Das Gehalt liegt typischerweise bei 3.588 € brutto im Monat, je nach Erfahrung und Region zwischen 2.966 € und 4.537 €. Zusatzzertifikate und der Wechsel in leitende Positionen können dein Einkommen zusätzlich nach oben treiben.
Wie lange dauert die Weiterbildung zur Fachkraft für innovative Fahrzeugaufbereitung?
Die Weiterbildung nimmt je nach Lehrgangsform 5 bis 12 Monate in Anspruch. In Vollzeit bist du schneller fertig, während Teilzeitmodelle dir erlauben, parallel im Betrieb weiterzuarbeiten.
Ist der Beruf als Fachkraft für innovative Fahrzeugaufbereitung körperlich anstrengend?
Ja, der Job fordert Rücken, Arme und Hände, weil viele Arbeiten in gebückter Haltung oder über Kopf stattfinden. Du brauchst zudem ein gutes Farb- und räumliches Sehvermögen, um winzige Lackabweichungen oder die Tiefe einer Delle zuverlässig zu erkennen.
Wie sind die Berufsaussichten als Fachkraft für innovative Fahrzeugaufbereitung?
Die Berufsaussichten sind ausgeglichen. Der Fachkräftemangel ist hoch – offene Stellen lassen sich schwer besetzen, was deine Chancen verbessert. Viele Altersabgänge werden erwartet, wodurch zusätzliche Jobs freiwerden. Gleichzeitig schrumpft die Beschäftigung bis 2040, was das Stellenangebot langfristig etwas dämpfen kann.
Welche digitalen Skills braucht man als Fachkraft für innovative Fahrzeugaufbereitung?
Gefragt sind Kenntnisse in 3-D-Druck und 3-D-Laserscanning, etwa um Ersatzteile herzustellen oder Schäden millimetergenau auszumessen. Du solltest außerdem mit Color-Reader-Systemen zur Lackidentifikation umgehen können und keine Berührungsängste gegenüber Cobots in automatisierten Prozessen haben.
Wie sind die Arbeitsbedingungen als Fachkraft für innovative Fahrzeugaufbereitung?
Der Umgang mit Chemikalien, Reinigungs- und Poliermitteln bringt Geruchs- und Dampfbelastung mit sich, während zugleich viel Kundenkontakt beim Annehmen und Übergeben der Fahrzeuge entsteht.
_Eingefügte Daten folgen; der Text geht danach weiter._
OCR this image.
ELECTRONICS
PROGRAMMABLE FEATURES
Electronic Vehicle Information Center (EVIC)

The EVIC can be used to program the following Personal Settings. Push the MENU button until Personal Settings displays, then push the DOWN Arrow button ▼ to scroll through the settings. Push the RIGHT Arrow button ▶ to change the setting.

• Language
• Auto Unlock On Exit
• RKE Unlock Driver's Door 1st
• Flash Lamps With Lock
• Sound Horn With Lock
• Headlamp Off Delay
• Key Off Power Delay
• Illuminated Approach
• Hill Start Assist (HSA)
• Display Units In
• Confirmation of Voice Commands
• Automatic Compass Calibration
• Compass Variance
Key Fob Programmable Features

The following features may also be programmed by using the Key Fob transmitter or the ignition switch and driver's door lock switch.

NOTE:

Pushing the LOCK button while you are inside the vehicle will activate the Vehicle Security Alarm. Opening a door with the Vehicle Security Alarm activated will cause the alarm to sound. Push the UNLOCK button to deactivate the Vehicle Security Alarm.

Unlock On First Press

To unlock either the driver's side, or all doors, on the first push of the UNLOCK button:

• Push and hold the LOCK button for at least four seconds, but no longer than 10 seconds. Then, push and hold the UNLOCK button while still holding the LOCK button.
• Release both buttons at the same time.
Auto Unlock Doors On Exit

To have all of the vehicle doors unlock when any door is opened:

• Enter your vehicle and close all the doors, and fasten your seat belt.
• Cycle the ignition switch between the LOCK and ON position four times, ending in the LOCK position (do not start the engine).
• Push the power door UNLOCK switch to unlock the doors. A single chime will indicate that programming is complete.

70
Kann man sich als Fachkraft für innovative Fahrzeugaufbereitung selbständig machen?
Ja, viele Fachkräfte eröffnen einen eigenen Betrieb für Kfz-Aufbereitung oder schließen sich als Franchise-Partner einem Dienstleistungsnetz an. Hilfreiche Infos zur Gründung bekommst du etwa beim Bundesverband Fahrzeugaufbereitung e.V.
Welche Weiterbildungsmöglichkeiten gibt es als Fachkraft für innovative Fahrzeugaufbereitung?
Fachspezifische Kurse in Karosserie- und Lacktechnik, allgemeiner Kraftfahrzeuginstandhaltung oder professioneller Reinigung vertiefen dein Know-how. Du kannst dich so zum Beispiel auf Smart-Repair-Spezialitäten, Korrosionsschutz oder Qualitätskontrolle fokussieren.
Welche Aufstiegsmöglichkeiten gibt es als Fachkraft für innovative Fahrzeugaufbereitung?
Ein Aufstieg ist über eine Weiterbildung zum/zur Ausbilder/in möglich, sodass du selbst Lehrlinge anleiten darfst. Außerdem kannst du mit einem Bachelor- oder Masterstudium in Fahrzeugtechnik, Automobilwirtschaft oder Automotive Management in Führungsfunktionen oder das technische Management wechseln.